When Full Autopilot Goes Wrong: How I Let AI Turn a 2K Line Feature into 8.5K Lines of Technical Debt

#ai #programming #codequality #developer

I recently handed an entire feature to AI—zero review, full trust, "you got this" energy.

Three days later, I had 8,500 lines of code that technically worked, architecturally "made sense" when read file-by-file, and collectively formed a system I no longer understood.

Here's what went wrong.

The Scope Creep Was Silent

The task was straightforward: add an audit log for user permission changes. In my head, that's a controller, a service, a DB table, some frontend forms—maybe 2,000 lines total.

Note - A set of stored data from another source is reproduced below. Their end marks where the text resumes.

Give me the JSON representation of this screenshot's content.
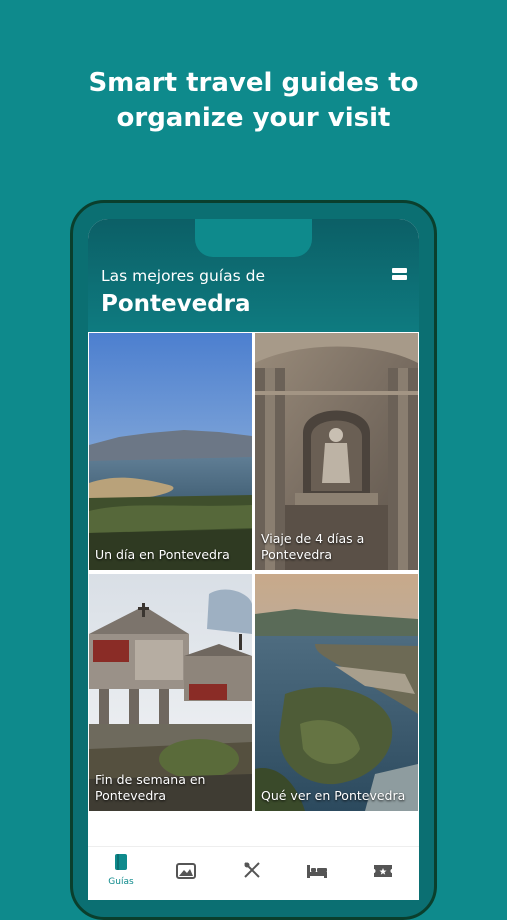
{
  "promo": {
    "headline_line1": "Smart travel guides to",
    "headline_line2": "organize your visit"
  },
  "app": {
    "header_subtitle": "Las mejores guías de",
    "header_title": "Pontevedra",
    "menu_icon": "menu-icon"
  },
  "guides": [
    {
      "label": "Un día en Pontevedra"
    },
    {
      "label": "Viaje de 4 días a Pontevedra"
    },
    {
      "label": "Fin de semana en Pontevedra"
    },
    {
      "label": "Qué ver en Pontevedra"
    }
  ],
  "nav": {
    "items": [
      {
        "icon": "book-icon",
        "label": "Guías",
        "active": true
      },
      {
        "icon": "image-icon",
        "label": ""
      },
      {
        "icon": "utensils-icon",
        "label": ""
      },
      {
        "icon": "bed-icon",
        "label": ""
      },
      {
        "icon": "ticket-icon",
        "label": ""
      }
    ]
  },
  "colors": {
    "background": "#0e8a8c",
    "phone_frame": "#0a3f2d",
    "accent": "#0e8a8c"
  }
}
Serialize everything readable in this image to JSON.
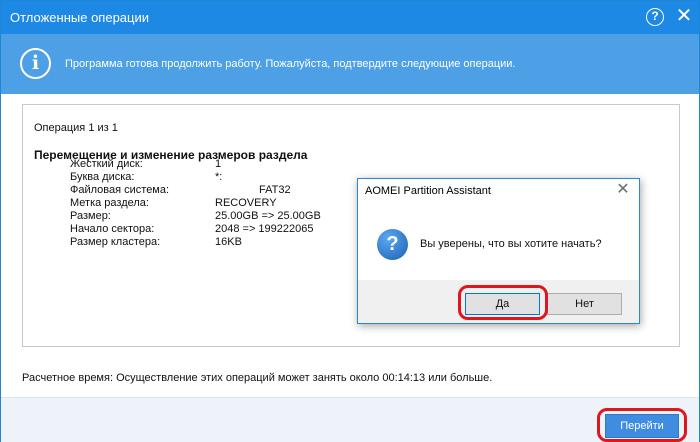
{
  "window": {
    "title": "Отложенные операции",
    "help_glyph": "?",
    "close_glyph": "✕"
  },
  "info_bar": {
    "icon_glyph": "i",
    "text": "Программа готова продолжить работу. Пожалуйста, подтвердите следующие операции."
  },
  "operation": {
    "counter": "Операция 1 из 1",
    "title": "Перемещение и изменение размеров раздела",
    "details": [
      {
        "label": "Жесткий диск:",
        "value": "1"
      },
      {
        "label": "Буква диска:",
        "value": "*:"
      },
      {
        "label": "Файловая система:",
        "value": "FAT32"
      },
      {
        "label": "Метка раздела:",
        "value": "RECOVERY"
      },
      {
        "label": "Размер:",
        "value": "25.00GB => 25.00GB"
      },
      {
        "label": "Начало сектора:",
        "value": "2048 => 199222065"
      },
      {
        "label": "Размер кластера:",
        "value": "16KB"
      }
    ]
  },
  "estimate": {
    "text": "Расчетное время: Осуществление этих операций может занять около 00:14:13 или больше."
  },
  "footer": {
    "go_label": "Перейти"
  },
  "dialog": {
    "title": "AOMEI Partition Assistant",
    "close_glyph": "✕",
    "icon_glyph": "?",
    "message": "Вы уверены, что вы хотите начать?",
    "yes_label": "Да",
    "no_label": "Нет"
  },
  "colors": {
    "titlebar": "#1e88e5",
    "info_bar": "#4d9fe6",
    "primary_button": "#3e8de0",
    "highlight": "#e0161d"
  }
}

I used Cursor in agent mode. I watched it scaffold. I watched it "think" about edge cases. I watched it create an AbstractPermissionAuditEventStrategyFactory and a PermissionAuditOrchestrator and something called a LogCompactionPipeline.

I didn't stop it because, individually, each file looked correct. Good separation of concerns. SOLID principles. Nice docstrings.

What I missed: No human was balancing completeness against necessity. AI doesn't feel cognitive load. It doesn't know that "you could abstract this" doesn't mean "you should."

By the time I checked wc -l, I had 4x the code with 10x the indirection.

The Testing Mirage

I asked AI to "ensure high test coverage." It delivered 90%+ coverage and a green CI pipeline.

The problem? It tested what passes, not what should pass.

I found tests like this:

describe('AuditService', () => {
  it('should work as expected', () => {
    expect(true).toBe(true);
  });

  it('should handle audit events correctly', () => {
    const mockEvent = { type: 'PERMISSION_CHANGE', userId: 1 };
    // ... 20 lines of setup ...
    expect(service.process).toBeDefined();
  });
});

Coverage: ✅
Confidence: ❌

When I tried to refactor a field name, 40 tests broke—not because they were testing behavior, but because they were testing implementation details that AI copy-pasted from the source code. The tests weren't a safety net; they were a mirror.

The Local Optimum Trap

Here's the strangest part: every single file, in isolation, looked good. Clean code. Proper types. Good naming.

But tracing a single user action through the system required jumping through 6 abstraction layers, 3 adapter patterns, and 2 "middleware pipelines." The AI had optimized each component locally while creating a global mess.

I realized I was reading the output of an entity that doesn't read—it generates. It doesn't understand the codebase; it predicts tokens based on context. When you let it architect, you get maximally "correct" code that minimizes comprehension.

The Reckoning

I spent a day trying to "fix" the 8.5K lines. Then I spent two hours reverting to a clean slate and rewriting it myself—2,100 lines, boring code, works perfectly.

What I Actually Learned

Tab completion was probably the sweet spot.

When AI acts as a pair programmer—suggesting the next line, filling boilerplate, offering alternatives—it augments my decision-making.

When AI acts as the primary author—making architectural choices I don't review—it creates debt at machine speed. Debt that looks deceptively professional.

My new rules:

AI writes functions, not systems. I'll design the architecture; it can implement the utilities.
Review everything. If I can't explain a line in code review, it doesn't ship—even if the AI wrote it.
Write your own tests. Or at least, write the test cases and let AI fill the syntax. AI doesn't know what behavior matters; it knows what syntax compiles.
Complexity budget. If AI generates more than 200 lines I didn't explicitly ask for, that's a red flag, not a feature.

The 8,500-line revert commit is staying in my git history.

It's a reminder that "AI-generated" isn't a synonym for "well-engineered"—it's just fast. And fast technical debt is still debt, just with better syntax highlighting.

Have you hit similar walls with AI autonomy? Or am I just bad at prompting?